En retrospectiva,
parece que todo cuadra. Tomar algo de distancia aparenta nunca ser
contraproducente. Una vez que todo transcurre, que baja el polvero y se
asientan las emociones, se pueden comenzar a delinear cuestiones que antes no
se dejaban ver, y que en su transcurso estaban todas muy por encima de nuestras
posibilidades de discernir, de precisar, de atrapar. En retrospectiva, todo
comienza a parecer un retrato más o menos estático, observable con toda la
calma y desparpajo que permita el momento.
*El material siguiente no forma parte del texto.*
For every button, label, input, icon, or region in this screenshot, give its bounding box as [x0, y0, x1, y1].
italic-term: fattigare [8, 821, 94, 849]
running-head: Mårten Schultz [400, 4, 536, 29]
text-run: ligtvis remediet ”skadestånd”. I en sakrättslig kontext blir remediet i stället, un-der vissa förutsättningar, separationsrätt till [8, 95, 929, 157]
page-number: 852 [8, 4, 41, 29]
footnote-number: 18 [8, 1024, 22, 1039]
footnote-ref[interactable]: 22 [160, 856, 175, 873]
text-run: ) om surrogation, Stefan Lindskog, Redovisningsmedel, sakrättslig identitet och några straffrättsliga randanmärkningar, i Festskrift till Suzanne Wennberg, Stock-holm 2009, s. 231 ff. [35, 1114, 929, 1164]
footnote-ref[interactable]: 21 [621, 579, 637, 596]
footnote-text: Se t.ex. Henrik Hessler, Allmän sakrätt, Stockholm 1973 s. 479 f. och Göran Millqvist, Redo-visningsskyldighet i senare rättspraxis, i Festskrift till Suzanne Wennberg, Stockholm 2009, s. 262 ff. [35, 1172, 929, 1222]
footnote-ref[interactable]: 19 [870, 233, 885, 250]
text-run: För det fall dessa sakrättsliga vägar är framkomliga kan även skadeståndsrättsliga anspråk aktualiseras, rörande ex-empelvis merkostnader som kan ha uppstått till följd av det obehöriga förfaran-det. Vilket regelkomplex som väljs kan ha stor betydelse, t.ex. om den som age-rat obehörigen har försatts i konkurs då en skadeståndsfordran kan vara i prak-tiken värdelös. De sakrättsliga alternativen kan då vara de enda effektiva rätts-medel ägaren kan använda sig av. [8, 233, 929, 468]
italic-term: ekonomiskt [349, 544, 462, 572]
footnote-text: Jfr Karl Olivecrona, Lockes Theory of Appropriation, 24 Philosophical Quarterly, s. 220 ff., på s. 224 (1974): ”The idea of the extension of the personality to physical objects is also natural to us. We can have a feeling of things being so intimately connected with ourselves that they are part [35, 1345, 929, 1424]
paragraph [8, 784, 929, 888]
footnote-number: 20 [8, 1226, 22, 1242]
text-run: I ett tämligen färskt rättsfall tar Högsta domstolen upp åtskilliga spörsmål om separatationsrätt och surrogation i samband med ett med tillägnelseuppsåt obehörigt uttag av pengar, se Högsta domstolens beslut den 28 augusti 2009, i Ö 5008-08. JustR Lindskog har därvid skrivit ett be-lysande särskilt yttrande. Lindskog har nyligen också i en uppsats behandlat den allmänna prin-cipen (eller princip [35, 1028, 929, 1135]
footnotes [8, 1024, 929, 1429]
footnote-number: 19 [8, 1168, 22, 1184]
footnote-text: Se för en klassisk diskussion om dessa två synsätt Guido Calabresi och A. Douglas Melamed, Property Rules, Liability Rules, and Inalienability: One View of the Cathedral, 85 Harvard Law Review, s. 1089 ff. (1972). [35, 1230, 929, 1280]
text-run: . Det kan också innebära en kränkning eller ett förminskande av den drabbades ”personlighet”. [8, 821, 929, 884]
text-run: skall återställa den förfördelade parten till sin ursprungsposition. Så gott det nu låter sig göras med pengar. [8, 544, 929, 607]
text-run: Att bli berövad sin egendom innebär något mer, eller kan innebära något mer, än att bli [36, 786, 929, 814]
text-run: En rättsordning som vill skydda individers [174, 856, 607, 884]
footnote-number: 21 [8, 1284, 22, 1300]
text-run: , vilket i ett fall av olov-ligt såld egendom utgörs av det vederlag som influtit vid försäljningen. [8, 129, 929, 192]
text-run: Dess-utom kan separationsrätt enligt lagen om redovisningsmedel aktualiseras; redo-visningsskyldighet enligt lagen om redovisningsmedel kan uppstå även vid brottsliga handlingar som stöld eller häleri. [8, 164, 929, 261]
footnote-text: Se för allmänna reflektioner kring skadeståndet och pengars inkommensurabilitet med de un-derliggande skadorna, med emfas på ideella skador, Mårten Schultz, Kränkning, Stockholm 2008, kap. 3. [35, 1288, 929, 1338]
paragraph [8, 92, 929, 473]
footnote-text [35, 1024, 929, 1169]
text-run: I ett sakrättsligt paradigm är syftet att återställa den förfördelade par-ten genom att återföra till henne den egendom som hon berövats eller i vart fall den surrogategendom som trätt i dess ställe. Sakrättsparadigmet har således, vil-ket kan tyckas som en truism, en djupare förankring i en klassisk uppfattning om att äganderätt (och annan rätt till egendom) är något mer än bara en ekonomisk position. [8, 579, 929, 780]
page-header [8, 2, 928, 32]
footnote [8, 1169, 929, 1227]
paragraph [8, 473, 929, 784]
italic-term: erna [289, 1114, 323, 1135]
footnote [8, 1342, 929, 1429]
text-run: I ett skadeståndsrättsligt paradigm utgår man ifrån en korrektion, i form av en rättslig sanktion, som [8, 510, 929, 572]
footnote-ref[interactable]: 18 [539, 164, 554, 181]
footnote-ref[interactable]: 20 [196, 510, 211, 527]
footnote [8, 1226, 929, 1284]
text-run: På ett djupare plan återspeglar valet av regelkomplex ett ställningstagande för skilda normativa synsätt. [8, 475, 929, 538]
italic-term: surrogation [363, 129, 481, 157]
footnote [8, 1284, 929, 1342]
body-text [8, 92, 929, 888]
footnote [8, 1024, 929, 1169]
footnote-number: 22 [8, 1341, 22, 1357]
Podemos vernos desde lo alto a
nosotros mismos en ese pasado infantiloide, perdidos, desorientados, echando
plomo a cualquier cosa que se nos apareciese enfrente. Pero hoy, mirando de
nuevo la vieja escena, resulta que éramos una caricatura confundida de lo que somos
ahora. A la distancia, solo vemos la vieja piel que acabamos de mudar y de la
que parece que nos deshicimos con el dolor respectivo. Deriva todo en una
especie de pase de página, de apertura, de bienvenida sin drama, sin esa miopía
—tan cómoda ella—, sin la justificación de quien se recuesta en los hombros de
su misma historia para poner siempre la torta. Hoy siento que, a pesar de haber
dejado trozos de mí en el camino, he podido crecer.